Ich höre Lieder, ehrenswerte, klagen

Ich höre Lieder, ehrenswerte, klagen
Seh‘ edle Angesichter sich verschleiern
Prophetisch trauernd, daß in unsern Tagen
Der Prosa Weltreich seinen Sieg will feiern
Daß Poesie, entsetzt, nun fliehen werde
Auf schnurgerader Eisenbahn entjagen
Entführt auf Dampffregatten unsrer Erde
Auf Dampfkarossen ferne fortgetragen

Ei, wart ihr denn so hold den krummen Wegen
Daß ihr so sehr die graden scheuen könnet?
Und ist euch’s Poesie, auf Holperstegen
Zu kriechen, wenn zu fliegen euch vergönnet?
So macht euch auf, wohlan, auf alten Gleisen
Der Poesie, der flücht’gen, nachzujagen
Und knebelt mit Gebiß und Strang und Eisen
Das Roß, das edle freie, vor den Wagen!

Die Haid‘ entlang!
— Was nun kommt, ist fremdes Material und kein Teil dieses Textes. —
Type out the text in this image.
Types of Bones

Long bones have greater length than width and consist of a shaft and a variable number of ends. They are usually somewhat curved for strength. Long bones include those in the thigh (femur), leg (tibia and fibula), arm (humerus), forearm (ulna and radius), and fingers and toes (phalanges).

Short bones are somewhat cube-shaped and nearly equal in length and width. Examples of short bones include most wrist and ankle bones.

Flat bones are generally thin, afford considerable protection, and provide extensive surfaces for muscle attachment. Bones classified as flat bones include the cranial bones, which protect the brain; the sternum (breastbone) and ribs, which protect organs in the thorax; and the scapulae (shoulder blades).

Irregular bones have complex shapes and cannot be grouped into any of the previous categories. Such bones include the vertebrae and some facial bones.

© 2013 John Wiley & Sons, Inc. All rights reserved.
Laßt eures Leibs Gebeine
Des Auferstehungstages Rütteln ahnen
Der Rosse Schnauben, Peitschenknall und Steine
Im Staubgewölk euch der Verlornen mahnen!
Springt dort ins Boot, laßt rudern eure Rechte!
In saurem Schweiß den Schiffer laßt nicht zagen!
Ob eure Brüder euch, die Ruderknechte
Von der verlornen Poesie nicht sagen?

Besteigt ein Schiff und fangt die Launenspende
Des wind’gen Windgotts auf im Segeltuche
Als ob ein Bettler mit dem Hut behende
Des Wandrers milden Sold zu haschen suche!
Will er’s, so ruht windstill mit schlaffem Segel
Seid festgefroren in den Sommertagen!
Vielleicht daß Delphin euch und Seegevögel
Von jener, so ihr suchet, weiß zu sagen!

Ich will indeß die Bahn des Rheines
Auf schwarzem Schwan, dem Dampfschiff, singend schwimmen,
Den Becher schwingend voll des goldnen Weines
Dir, Menschengeist, den Siegesrhythmus stimmen!
Wie dir der Feuergeist die Flammenkrone
Herab vom stolzen Haupt hat reichen müssen
Wie du dem Erdengeiste, seinem Sohne,
Das ehr’ne Herz kühn aus der Brust gerissen

Wie du zu beiden sprachst: Ihr sollt nicht rasten!
Daß fürder Mensch nicht Menschen knechten möge,
Geh, Feuer du, und trage deine Lasten
Leb, Eisen du, und wandle seine Wege!
Ich weiß, daß deines Wandels Flammengleise
Kein Blümchen im Poetenhain bedrängen
So wie des Heil’genscheines Glutenkreise
Kein Löckchen am Madonnenhaupt versengen

Nein, Amt der Poesie in allen Tagen
Ist’s, hoher Geist, dein Siegesfest verschönen
Wie der Victoria Goldbild überm Wagen
Des Triumphators schwebt, um ihn zu krönen
Schon seh‘ ich dort entlang des Gaues Straßen
Die dampfgetriebnen Wagenburgen fliegen
Wie scheugewordne Elephantenmassen
Thürm‘ und Geschwader tragen fort zu Siegen

Der schwarzen Rüssel Schlote hoch erhoben
Dampfschnaubend, rollend wie die Wetterwolke!
Die Mannen, siegestrunken, jauchzend oben
Weitum gelichtet alle Bahn vom Volke
Wenn auch aus seinem alten Lindenfrieden
Den Patriarchen dort des Dorfs sie wecken
Nicht schadet’s, wenn er, was der Geist beschieden
Die Mütze lüftend, schaut mit freud’gem Schrecken

Nicht schadet’s, wenn er, was er dort sah tosen
Des Geistes wandelnden Altar muß nennen
Wenn er im Rauchkoloß, dem flücht’gen, losen
Die Gluth, die ew’ge, die ihn zeugt, sieht brennen
Und wenn er betend fleht, daß die Minerve
Die jetzt des Volks olymp’schem Haupt entsprungen
Nie gen den Vater die Geschosse werfe
Nie sei von seiner Dränger Sold gedungen!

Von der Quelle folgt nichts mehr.